Whether it be his work for The Futures Channel or the wide-spread array of musical genres demanded to be mastered as Weird Al’s bass player, for Stephen Jay it’s not about trying to simply re-create a sound; it’s about experiencing what his subject has gone through and letting that experience influence his own.

“For the parody we did of Nirvana’s ‘Smells Like Teen Spirit,’ while playing, Al wanted us to jump around in the whirling dervish those guys made famous.” Sure, it can be assumed that this leaping and thrashing was simply to create good theatre for the camera. But for Jay it was as an opportunity to jump into the skin of Nirvana bassist Kris Novoselic and, rather than just sound like him, do his best to feel what he felt, and in that feeling produce the emotion and characteristic grunge sound trademarked by the celebrated Seattle band.

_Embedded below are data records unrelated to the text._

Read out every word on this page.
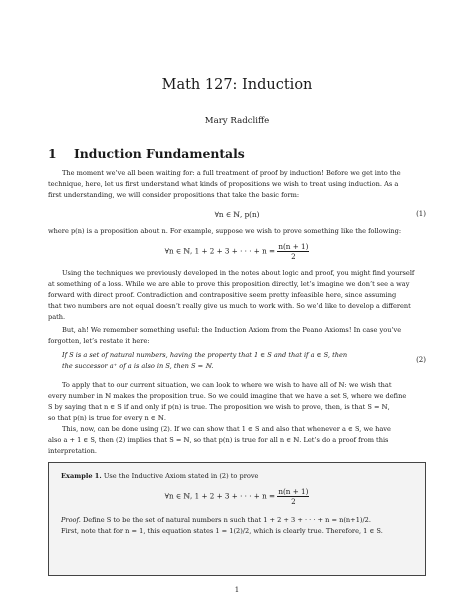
Math 127: Induction
Mary Radcliffe
1 Induction Fundamentals
The moment we’ve all been waiting for: a full treatment of proof by induction! Before we get into the
technique, here, let us first understand what kinds of propositions we wish to treat using induction. As a
first understanding, we will consider propositions that take the basic form:
∀n ∈ ℕ, p(n)	(1)
where p(n) is a proposition about n. For example, suppose we wish to prove something like the following:
∀n ∈ ℕ, 1 + 2 + 3 + · · · + $n = \frac{n(n + 1)}{2}$
Using the techniques we previously developed in the notes about logic and proof, you might find yourself
at something of a loss. While we are able to prove this proposition directly, let’s imagine we don’t see a way
forward with direct proof. Contradiction and contrapositive seem pretty infeasible here, since assuming
that two numbers are not equal doesn’t really give us much to work with. So we’d like to develop a different
path.
But, ah! We remember something useful: the Induction Axiom from the Peano Axioms! In case you’ve
forgotten, let’s restate it here:
If S is a set of natural numbers, having the property that 1 ∈ S and that if a ∈ S, then
the successor a⁺ of a is also in S, then S = ℕ.
(2)
To apply that to our current situation, we can look to where we wish to have all of ℕ: we wish that
every number in ℕ makes the proposition true. So we could imagine that we have a set S, where we define
S by saying that n ∈ S if and only if p(n) is true. The proposition we wish to prove, then, is that S = ℕ,
so that p(n) is true for every n ∈ ℕ.
This, now, can be done using (2). If we can show that 1 ∈ S and also that whenever a ∈ S, we have
also a + 1 ∈ S, then (2) implies that S = ℕ, so that p(n) is true for all n ∈ ℕ. Let’s do a proof from this
interpretation.
Example 1. Use the Inductive Axiom stated in (2) to prove
∀n ∈ ℕ, 1 + 2 + 3 + · · · + $n = \frac{n(n + 1)}{2}$
Proof. Define S to be the set of natural numbers n such that 1 + 2 + 3 + · · · + n = n(n+1)/2.
First, note that for n = 1, this equation states 1 = 1(2)/2, which is clearly true. Therefore, 1 ∈ S.
1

While studying music in West Africa from 1973 to 1976, Jay accumulated a vast collection of exotic musical instruments that now line his studio walls. Sitting in front of his mixing console, Jay picks up the Moroccan gimbre; a long neck made from a solid branch connected to a hollowed-out gourd. Three gut strings line the primitive-looking instrument attached to the neck with fine strands of leather. Plucking away at the homemade musical tool, it becomes apparent what Jay meant when he said, “[music] possesses a will and volition identical to Man’s, only much bigger.” (Bass Player Magazine, July 2004).

Though not a master of the gimbre, the tantalizing rhythms and musical expression coming from him are incredibly intriguing. The music has overcome him, breaking through the barriers of extensive formal training.

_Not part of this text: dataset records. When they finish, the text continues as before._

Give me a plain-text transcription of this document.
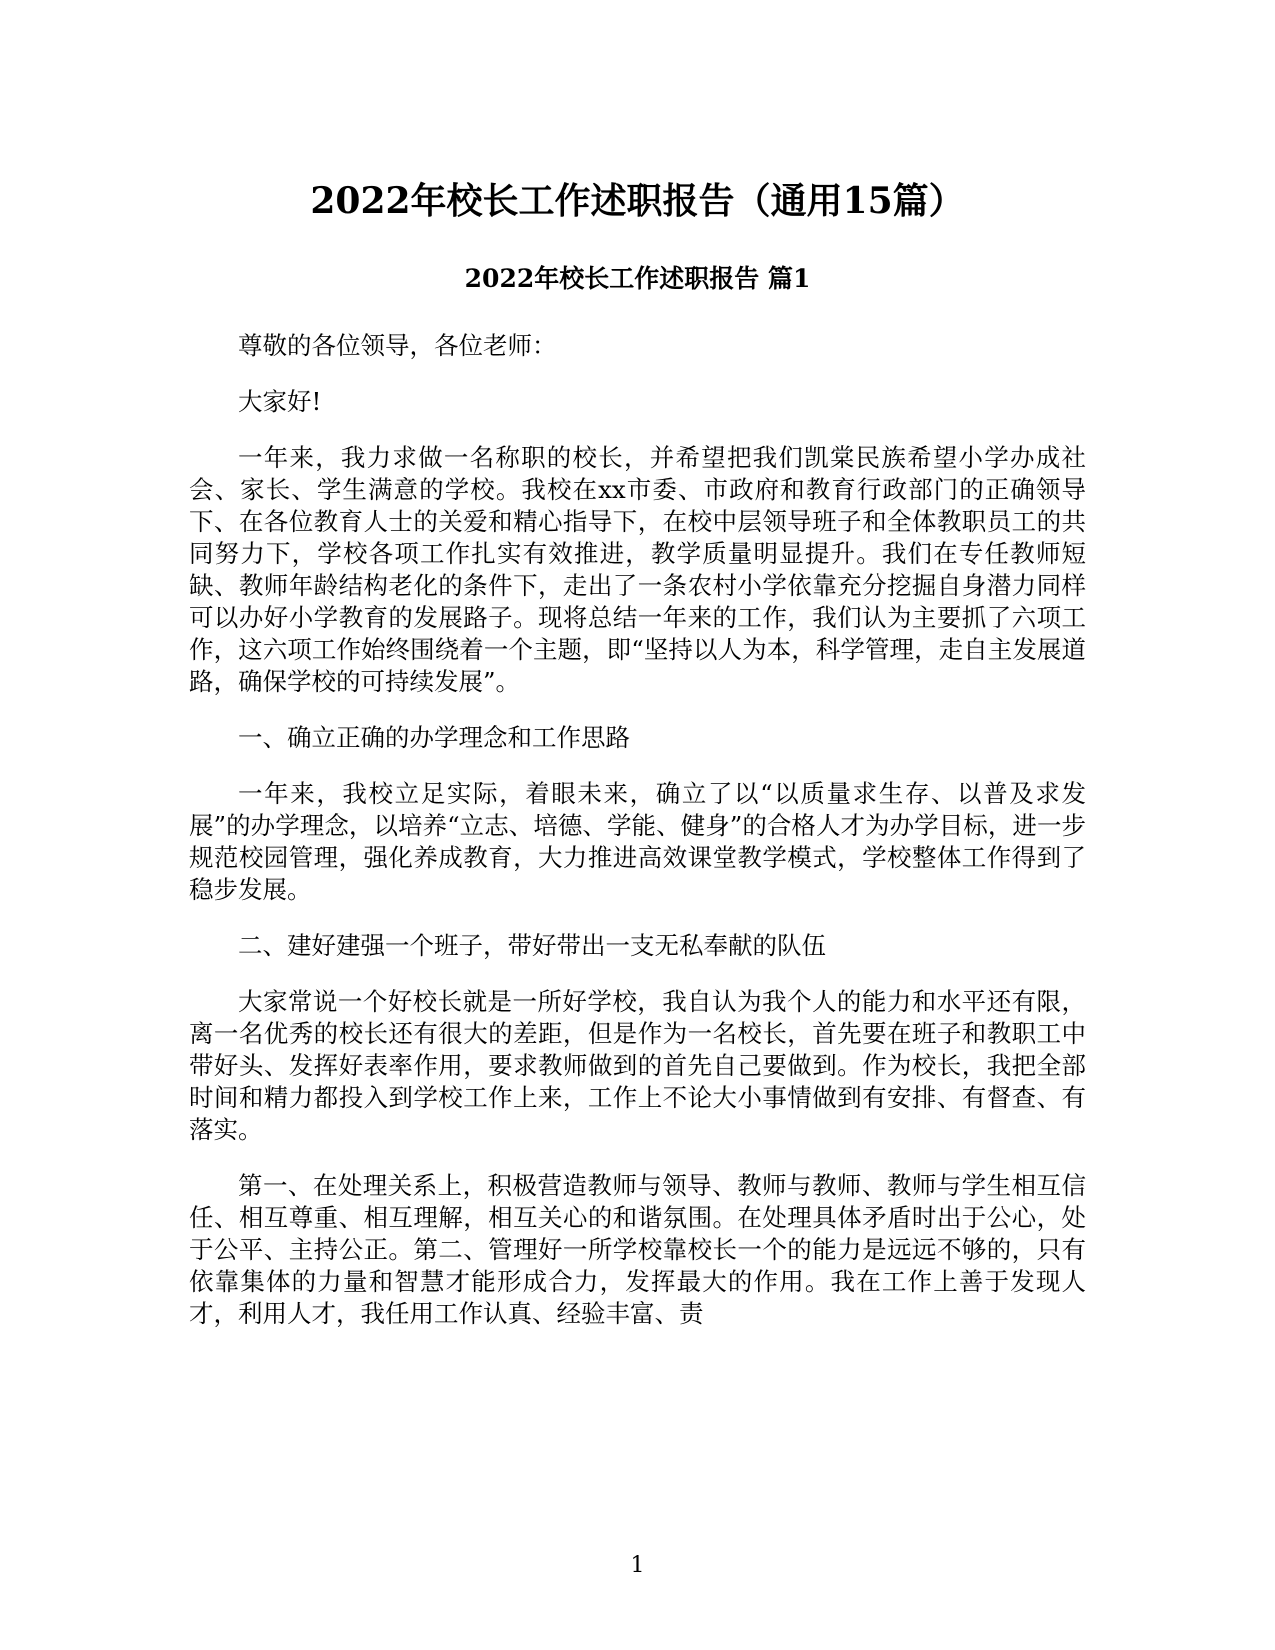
2022年校长工作述职报告（通用15篇）
2022年校长工作述职报告 篇1

尊敬的各位领导，各位老师：

大家好!

一年来，我力求做一名称职的校长，并希望把我们凯棠民族希望小学办成社会、家长、学生满意的学校。我校在xx市委、市政府和教育行政部门的正确领导下、在各位教育人士的关爱和精心指导下，在校中层领导班子和全体教职员工的共同努力下，学校各项工作扎实有效推进，教学质量明显提升。我们在专任教师短缺、教师年龄结构老化的条件下，走出了一条农村小学依靠充分挖掘自身潜力同样可以办好小学教育的发展路子。现将总结一年来的工作，我们认为主要抓了六项工作，这六项工作始终围绕着一个主题，即“坚持以人为本，科学管理，走自主发展道路，确保学校的可持续发展”。

一、确立正确的办学理念和工作思路

一年来，我校立足实际，着眼未来，确立了以“以质量求生存、以普及求发展”的办学理念，以培养“立志、培德、学能、健身”的合格人才为办学目标，进一步规范校园管理，强化养成教育，大力推进高效课堂教学模式，学校整体工作得到了稳步发展。

二、建好建强一个班子，带好带出一支无私奉献的队伍

大家常说一个好校长就是一所好学校，我自认为我个人的能力和水平还有限，离一名优秀的校长还有很大的差距，但是作为一名校长，首先要在班子和教职工中带好头、发挥好表率作用，要求教师做到的首先自己要做到。作为校长，我把全部时间和精力都投入到学校工作上来，工作上不论大小事情做到有安排、有督查、有落实。

第一、在处理关系上，积极营造教师与领导、教师与教师、教师与学生相互信任、相互尊重、相互理解，相互关心的和谐氛围。在处理具体矛盾时出于公心，处于公平、主持公正。第二、管理好一所学校靠校长一个的能力是远远不够的，只有依靠集体的力量和智慧才能形成合力，发挥最大的作用。我在工作上善于发现人才，利用人才，我任用工作认真、经验丰富、责

1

Too often, the power of music in video is overlooked and underestimated. Thrown-together soundtracks of “muzak” and bad elevator music have been the downfall of many an independent film. But, Stephen Jay understands what his contribution does for these Futures Channel documentaries and how it pushes the education they provide to another level of inspiration.

In a letter to The Futures Channel, high school teacher Jim Leitzky says, “The Futures Channel offers my diverse student body an opportunity to exit the classroom and review “REAL” world applications. Thanks for your efforts. They are appreciated on a daily basis by more than 150 academically engaged students. Thanks.”

Jay gives each movie its own unique story and attention because, in the end, the viewing audience, be it teachers, students or just curious individuals, deserve it.